Growth in exurbs is sometimes fueled by middle-income families who are seeking to find more affordable homes “that are in limited supply elsewhere,” the report states, but exurbia residents can also be populated by high-income residents.

New England has the smallest share of the national exurban population, at 4.6 percent, followed by the Mountain region at 5.2 percent. Texas ranked highest among states for its exurban population in 2000, at 1.2 million. California followed with an exurban population of 725,900. Next was Ohio with 466,000, Michigan with 457,200 and New York with 455,800.

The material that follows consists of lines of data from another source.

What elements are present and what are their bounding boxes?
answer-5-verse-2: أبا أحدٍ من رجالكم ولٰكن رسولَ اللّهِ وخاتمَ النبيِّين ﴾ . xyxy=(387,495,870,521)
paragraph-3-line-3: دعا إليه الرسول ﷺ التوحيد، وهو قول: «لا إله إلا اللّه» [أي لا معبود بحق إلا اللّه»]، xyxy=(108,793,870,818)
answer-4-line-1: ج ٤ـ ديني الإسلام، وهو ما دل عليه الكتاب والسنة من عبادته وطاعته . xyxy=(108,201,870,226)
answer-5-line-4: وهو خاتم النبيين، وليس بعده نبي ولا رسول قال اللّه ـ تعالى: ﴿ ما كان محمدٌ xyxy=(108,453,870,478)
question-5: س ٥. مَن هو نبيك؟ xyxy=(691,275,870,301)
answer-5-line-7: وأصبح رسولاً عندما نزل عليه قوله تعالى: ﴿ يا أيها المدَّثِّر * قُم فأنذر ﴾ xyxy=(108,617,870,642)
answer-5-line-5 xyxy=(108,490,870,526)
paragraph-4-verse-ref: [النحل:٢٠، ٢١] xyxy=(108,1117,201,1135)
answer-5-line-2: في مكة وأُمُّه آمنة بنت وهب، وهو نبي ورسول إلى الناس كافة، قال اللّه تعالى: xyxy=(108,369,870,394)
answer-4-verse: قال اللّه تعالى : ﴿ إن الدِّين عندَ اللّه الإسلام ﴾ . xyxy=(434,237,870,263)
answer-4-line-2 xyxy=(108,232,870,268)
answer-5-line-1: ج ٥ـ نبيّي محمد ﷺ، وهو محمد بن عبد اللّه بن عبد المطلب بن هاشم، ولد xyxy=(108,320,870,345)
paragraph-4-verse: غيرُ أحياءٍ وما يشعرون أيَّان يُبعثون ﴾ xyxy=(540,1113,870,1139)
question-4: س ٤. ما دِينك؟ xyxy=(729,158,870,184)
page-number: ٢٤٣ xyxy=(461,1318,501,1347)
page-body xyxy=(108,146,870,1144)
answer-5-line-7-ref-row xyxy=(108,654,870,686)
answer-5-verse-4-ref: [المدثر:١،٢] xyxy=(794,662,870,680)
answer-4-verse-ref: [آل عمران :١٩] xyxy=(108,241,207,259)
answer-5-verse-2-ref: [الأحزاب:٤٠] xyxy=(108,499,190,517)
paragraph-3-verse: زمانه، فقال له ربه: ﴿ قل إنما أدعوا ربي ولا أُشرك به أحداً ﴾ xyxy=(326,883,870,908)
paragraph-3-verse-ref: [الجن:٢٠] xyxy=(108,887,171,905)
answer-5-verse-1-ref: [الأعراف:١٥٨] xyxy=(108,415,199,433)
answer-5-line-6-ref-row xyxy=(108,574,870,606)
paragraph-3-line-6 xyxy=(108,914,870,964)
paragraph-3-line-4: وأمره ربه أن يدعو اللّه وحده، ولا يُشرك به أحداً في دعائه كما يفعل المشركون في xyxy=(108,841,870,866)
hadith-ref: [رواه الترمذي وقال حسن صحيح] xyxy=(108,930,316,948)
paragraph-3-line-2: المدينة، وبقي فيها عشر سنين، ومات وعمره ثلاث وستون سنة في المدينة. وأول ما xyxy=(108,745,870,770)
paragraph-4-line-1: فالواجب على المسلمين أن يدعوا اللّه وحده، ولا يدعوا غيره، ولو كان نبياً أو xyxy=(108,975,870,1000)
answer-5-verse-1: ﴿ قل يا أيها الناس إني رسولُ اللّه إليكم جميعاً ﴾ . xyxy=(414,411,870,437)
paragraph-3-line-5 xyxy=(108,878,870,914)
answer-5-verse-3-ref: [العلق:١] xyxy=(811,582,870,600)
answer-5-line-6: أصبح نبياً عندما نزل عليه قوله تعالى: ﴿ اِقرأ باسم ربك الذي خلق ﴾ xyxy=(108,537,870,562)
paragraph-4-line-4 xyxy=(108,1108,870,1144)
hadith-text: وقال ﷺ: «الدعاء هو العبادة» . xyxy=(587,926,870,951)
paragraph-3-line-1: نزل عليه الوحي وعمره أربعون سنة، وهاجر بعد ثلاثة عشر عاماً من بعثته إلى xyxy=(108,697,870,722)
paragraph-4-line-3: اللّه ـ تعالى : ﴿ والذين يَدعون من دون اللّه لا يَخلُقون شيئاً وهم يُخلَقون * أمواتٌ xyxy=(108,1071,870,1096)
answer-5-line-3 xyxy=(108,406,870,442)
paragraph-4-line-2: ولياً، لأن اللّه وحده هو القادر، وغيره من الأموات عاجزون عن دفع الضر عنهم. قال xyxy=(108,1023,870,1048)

South Carolina’s exurban population in 2000 accounted for 9.5 percent of the state’s total population — the highest among states, followed by Oklahoma at 8.9 percent, Tennessee at 7.7 percent, Maryland at 7.5 percent and Wisconsin at 7 percent.

Among metro areas, Poughkeepsie, N.Y., ranked highest with 32.3 percent exurban population in 2000, followed by Little Rock, Ark., at 23.6 percent and Grand Rapids, Mich., at 22.8 percent. Miami ranked at the bottom of this scale, with an exurban population of 0.3 percent of the total population in 2000. Miami was followed by New Haven, Conn., at 0.6 percent, Los Angeles at 0.9 percent, New York at 1.2 percent, and Honolulu at 1.2 percent.

The total U.S. urban population in 2000 was 44.3 million, and that rose 2.9 percent to 45.6 million in 2005, according to the study. Meanwhile, inner suburbs grew 4 percent in that time to a population of 71.9 million; the outer suburbs grew 9 percent to 55.2 million; and exurban areas grew 12.3 percent to 16.2 million people. And 38 exurban counties ranked among the fastest-growing counties in the country from 2000-05.

In examining exurban demographics, the study found that about 83 percent of exurban-county residents were non-Hispanic whites, compared with 61 percent of residents in large metro areas. “With the exception of American Indians, each race and ethnic group — including people of two or more races — comprised a lower share of population in exurbs than in any other county type,” according to the report.

About 86 percent of exurban counties had a white population share above the national average of 67 percent. And though whites are over-represented in exurban counties relative to their share of the nation’s population, the report found that exurban counties have grown slightly more diverse since 2000.

About 28 percent of exurban-county households are married-couple families with children — about 2 percentage points higher than in outer suburban communities and 4 percentage points higher than the average for large metro areas. About 21 percent of exurban-county households are people who live alone, compared with 30 percent in urban counties. About 51 percent of people in the average exurban county work in another county, compared with 29 percent of those who live in the average large metro-area county.

The study also defines exurban workers with one-hour commutes or longer as “super-commuters,” and those who depart before 6 a.m. for work as “early risers.” About 33 percent of residents in Park County, Colo., spend one hour or longer commuting to work, and this county tops the list for its share of super-commuters. Pike County, Pa., ranks second with a 30.6 percent share of super-commuters, and Warren County, Va., ranks third with 29 percent.

About 28.2 percent of commuters in Crawford County, Ind., meanwhile, leave for work before 6 a.m., followed by Juniata County, Pa., with a 27.6 percent share and Nye County, Nev., with a 27.5 percent share of early risers.

While there are sometimes perceptions that the exurbs are fertile ground for super-sized homes, or “McMansions,” the study found that homeowners in inner suburbs and outer suburbs were about 50 percent more likely to occupy giant homes in 2000 than exurban residents.

“Thus, it seems that exurbs generally offer more intermediate, affordable new home types than do metropolitan suburbs,” the report states.

As for exurban political leanings, the study found that 19 of 242 exurban counties “cast a majority of their ballots for (John) Kerry” in the latest presidential election, while 63 percent of votes cast in exurban counties for either of the two major-party presidential candidates went to George W. Bush.